UTS: Renowned data scientist joins UTS Human Technology Institute
Professor Cripps will lead HTI’s technical work to develop and promote responsible artificial intelligence. As a leading mathematician, statistician and data scientist, Professor Cripps is at the frontier of creating new techniques to solve complex social challenges, while addressing many of the risks to humans posed by AI.
Professor Cripps joins UTS from CSIRO, where she has been Research Director, Analytics and Decision Sciences for CSIRO’s Data61 digital research network. Concurrent with her role at HTI, Professor Cripps will be Professor of Mathematics and Statistics in the UTS Faculty of Science.
Portrait image of Professor Sally Cripps
Professor Sally Cripps
Professor Cripps will join co-directors and founders, Professors Nicholas Davis and Edward Santow, in forming HTI’s senior leadership team. HTI exists to apply human values to the development, use and regulation of new technology such as AI.

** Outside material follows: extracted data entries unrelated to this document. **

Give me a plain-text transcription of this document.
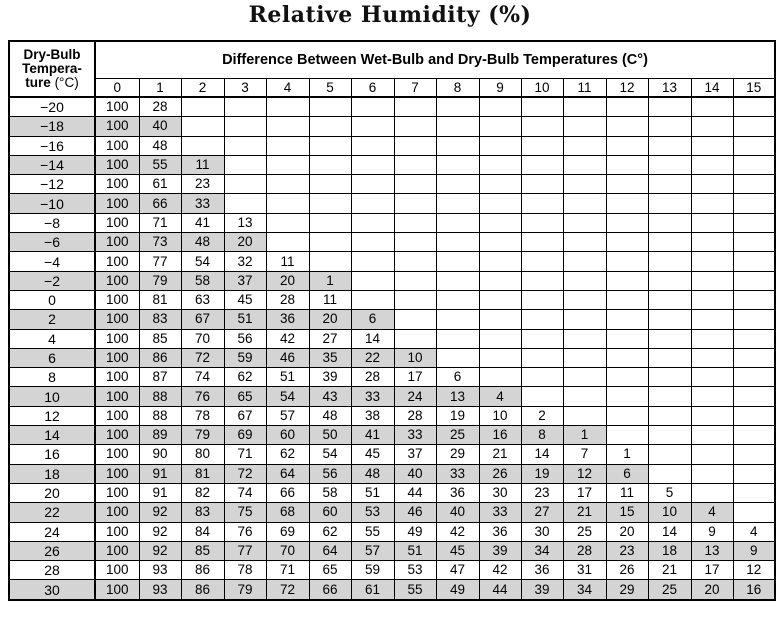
Relative Humidity (%)
Dry-Bulb
Tempera-
ture (°C)	Difference Between Wet-Bulb and Dry-Bulb Temperatures (C°)															
	0	1	2	3	4	5	6	7	8	9	10	11	12	13	14	15
−20	100	28														
−18	100	40														
−16	100	48														
−14	100	55	11													
−12	100	61	23													
−10	100	66	33													
−8	100	71	41	13												
−6	100	73	48	20												
−4	100	77	54	32	11											
−2	100	79	58	37	20	1										
0	100	81	63	45	28	11										
2	100	83	67	51	36	20	6									
4	100	85	70	56	42	27	14									
6	100	86	72	59	46	35	22	10								
8	100	87	74	62	51	39	28	17	6							
10	100	88	76	65	54	43	33	24	13	4						
12	100	88	78	67	57	48	38	28	19	10	2					
14	100	89	79	69	60	50	41	33	25	16	8	1				
16	100	90	80	71	62	54	45	37	29	21	14	7	1			
18	100	91	81	72	64	56	48	40	33	26	19	12	6			
20	100	91	82	74	66	58	51	44	36	30	23	17	11	5		
22	100	92	83	75	68	60	53	46	40	33	27	21	15	10	4	
24	100	92	84	76	69	62	55	49	42	36	30	25	20	14	9	4
26	100	92	85	77	70	64	57	51	45	39	34	28	23	18	13	9
28	100	93	86	78	71	65	59	53	47	42	36	31	26	21	17	12
30	100	93	86	79	72	66	61	55	49	44	39	34	29	25	20	16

“We are thrilled to welcome Professor Cripps to UTS,” said Professor Verity Firth, UTS Pro Vice-Chancellor (Social Justice and Inclusion). “Sally will make a wonderful contribution to the Human Technology Institute as well as the UTS Faculty of Science. Her work represents the very best of academic thinking and she has a unique insight to the challenges of complex social issues facing industry and government.”
UTS Dean of Science Professor James Wallman said Professor Cripps’ appointment had the dual bonus of her joining the UTS mathematical sciences ecosystem and providing a link between the Faculty of Science and HTI. “Sally’s valuable, and national, contributions to data analytics, and ways of using Bayesian statistics and AI to understanding areas of importance, place UTS in a strong position to achieve its goals in responsible and human-centred technologies,” he said.
In addition to supporting HTI’s existing work, Professor Cripps will extend the frontiers of responsible, fit-for-purpose data science. Many of the current approaches to AI and machine learning create risks to humans, in areas such as cybersecurity, privacy, bias and transparency. Professor Cripps’ work addresses many of those risks, through pioneering techniques that aim to deliver accurate and explainable insights.
The superficial use of conventional, big data-driven AI methods is totally inadequate to address the complex social, economic and environmental issues we all face.
Professor Sally Cripps
“As organisations around Australia and the world deploy AI in an ever-increasing array of contexts, we must focus on the impact on humans. Such systems should be accurate, accountable, fair and fit-for-purpose,” said HTI co-director Professor Nicholas Davis. “Sally’s deep technical expertise, her track record of using data science to solve wicked social problems, and her inspiring leadership will help HTI to create and disseminate the skills, tools and policies to achieve this.”
“I am passionate about the use of mathematics and data science for social good, and I’m delighted to be joining Ed Santow, Nick Davis and the team at HTI,” Professor Cripps said. “The superficial use of conventional, big data-driven AI methods is totally inadequate to address the complex social, economic and environmental issues we all face. With HTI, I’ll be developing explainable, uncertainty-based tools to help us answer difficult questions with greater confidence.”
An internationally recognised leader in machine learning techniques, Professor Cripps has been at the forefront on how organisations use AI and advanced statistics to create value for over a decade. Before joining Data61 she was Director of the Australian Research Council’s Industrial Transformational Training Centre Data Analytics in Resources and Environments (DARE) and Director of the Centre for Translational Data Science at the University of Sydney.